The numbers presented above give a rough estimation of the reactivity of sialic acid derivatives in comparison to that of other nucleotide sugars. Thus, CMP-Neu5Ac and CDP-Neu5Ac are approximately 250 and 25,000 times as reactive under neutral conditions as UDP-Gal, respectively. The reactivity difference has been attributed to the presence of the carboxylic acid group that enhances both the acid-catalyzed reaction with the oxocarbenium ion intermediate, as well as the substitution at the phosphorous.
The decomposition of CMP-Neu5Ac yields 5′-CMP, Neu5Ac, and 2-deoxy-2,3-dehydro-N-acetylneuraminic (Neu5Ac2en) as the products (Scheme 2A). The proportion of Neu5Ac2en producing elimination increases at a higher pH. In 30% ammonium hydroxide at 52 °C, the elimination accounts for approximately 40% of the cleavage reaction. The decomposition of CDP-Neu5Ac results in a formation of two monophosphate products (Scheme 2B).

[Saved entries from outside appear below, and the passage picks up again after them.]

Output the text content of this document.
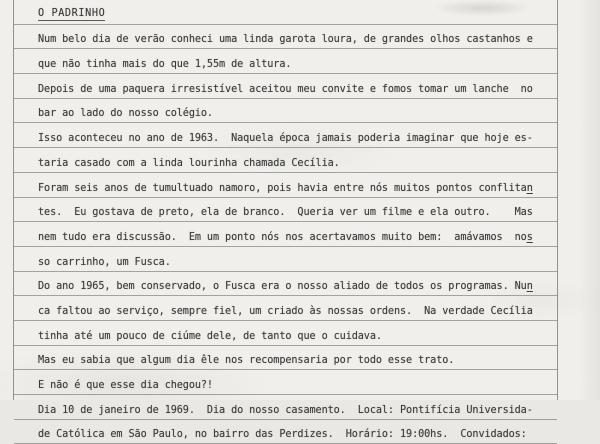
O PADRINHO
Num belo dia de verão conheci uma linda garota loura, de grandes olhos castanhos e
que não tinha mais do que 1,55m de altura.
Depois de uma paquera irresistível aceitou meu convite e fomos tomar um lanche  no
bar ao lado do nosso colégio.
Isso aconteceu no ano de 1963.  Naquela época jamais poderia imaginar que hoje es-
taria casado com a linda lourinha chamada Cecília.
Foram seis anos de tumultuado namoro, pois havia entre nós muitos pontos conflita n
tes.  Eu gostava de preto, ela de branco.  Queria ver um filme e ela outro.    Mas
nem tudo era discussão.  Em um ponto nós nos acertavamos muito bem:  amávamos  no s
so carrinho, um Fusca.
Do ano 1965, bem conservado, o Fusca era o nosso aliado de todos os programas. Nu n
ca faltou ao serviço, sempre fiel, um criado às nossas ordens.  Na verdade Cecília
tinha até um pouco de ciúme dele, de tanto que o cuidava.
Mas eu sabia que algum dia êle nos recompensaria por todo esse trato.
E não é que esse dia chegou?!
Dia 10 de janeiro de 1969.  Dia do nosso casamento.  Local: Pontifícia Universida-
de Católica em São Paulo, no bairro das Perdizes.  Horário: 19:00hs.  Convidados:
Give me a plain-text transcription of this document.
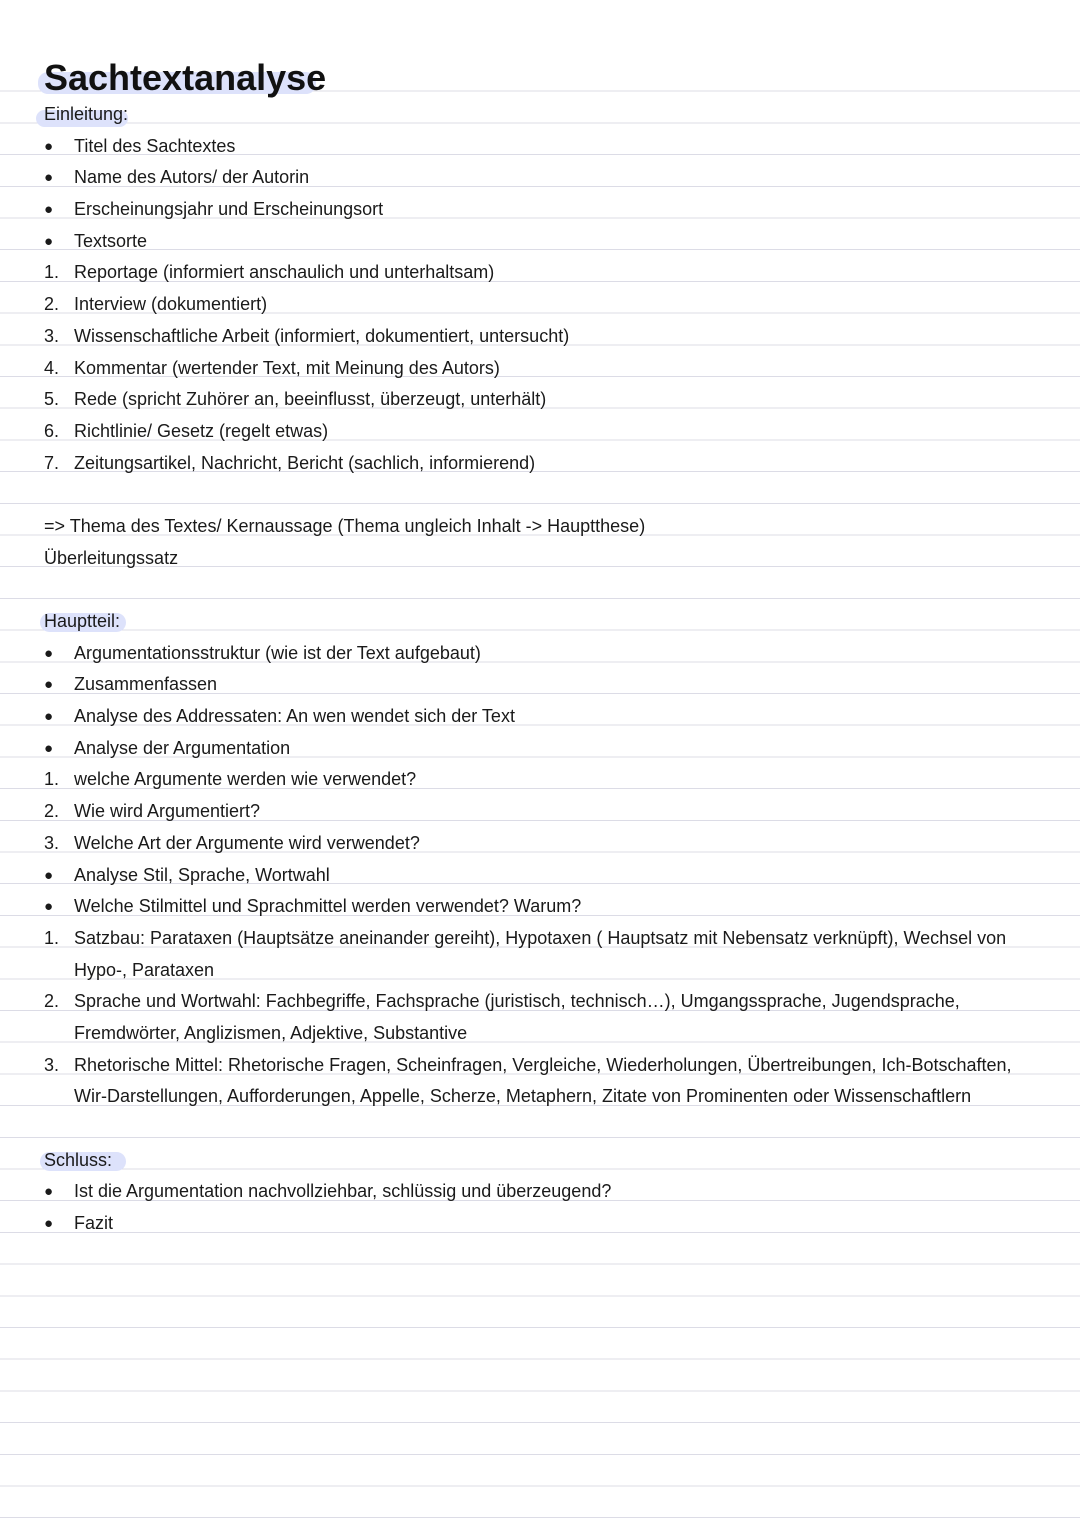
Sachtextanalyse
Einleitung:
●	Titel des Sachtextes
●	Name des Autors/ der Autorin
●	Erscheinungsjahr und Erscheinungsort
●	Textsorte
1. Reportage (informiert anschaulich und unterhaltsam)
2. Interview (dokumentiert)
3. Wissenschaftliche Arbeit (informiert, dokumentiert, untersucht)
4. Kommentar (wertender Text, mit Meinung des Autors)
5. Rede (spricht Zuhörer an, beeinflusst, überzeugt, unterhält)
6. Richtlinie/ Gesetz (regelt etwas)
7. Zeitungsartikel, Nachricht, Bericht (sachlich, informierend)
=> Thema des Textes/ Kernaussage (Thema ungleich Inhalt -> Hauptthese)
Überleitungssatz
Hauptteil:
●	Argumentationsstruktur (wie ist der Text aufgebaut)
●	Zusammenfassen
●	Analyse des Addressaten: An wen wendet sich der Text
●	Analyse der Argumentation
1. welche Argumente werden wie verwendet?
2. Wie wird Argumentiert?
3. Welche Art der Argumente wird verwendet?
●	Analyse Stil, Sprache, Wortwahl
●	Welche Stilmittel und Sprachmittel werden verwendet? Warum?
1. Satzbau: Parataxen (Hauptsätze aneinander gereiht), Hypotaxen ( Hauptsatz mit Nebensatz verknüpft), Wechsel von Hypo-, Parataxen
2. Sprache und Wortwahl: Fachbegriffe, Fachsprache (juristisch, technisch…), Umgangssprache, Jugendsprache, Fremdwörter, Anglizismen, Adjektive, Substantive
3. Rhetorische Mittel: Rhetorische Fragen, Scheinfragen, Vergleiche, Wiederholungen, Übertreibungen, Ich-Botschaften, Wir-Darstellungen, Aufforderungen, Appelle, Scherze, Metaphern, Zitate von Prominenten oder Wissenschaftlern
Schluss:
●	Ist die Argumentation nachvollziehbar, schlüssig und überzeugend?
●	Fazit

Various metal ion catalysts have been shown to enhance the cleavage of nucleotide sugars. The catalytic activity of Cu complexes is significant even under neutral conditions. The reaction of UDP-Glc is enhanced in the presence 5 mM CuBiPy at pH 7and 50 °C by a factor 104 and at least a 1000-fold rate enhancement is observed for GDP-Man. The products of the metal ion-promoted reactions are similar to those formed in alkaline cleavage.
The rate of the metal ion-promoted reactions depends also on pH. While Mn2+ promotes the cleavage of UDP-Glc under neutral conditions, rate enhancement by Mg2+ is observed only at a higher pH. At pH 9 and 37 °C, the concentration of UDP-Glc is halved in two hours. Electrophilic catalysis by metal ion catalysts most likely contributes significantly to the catalysis by metal ions and their complexes. However, the fact that the structure of the nucleotide sugar affects the catalytic activity suggests that the catalysts may interact also with the nucleophile.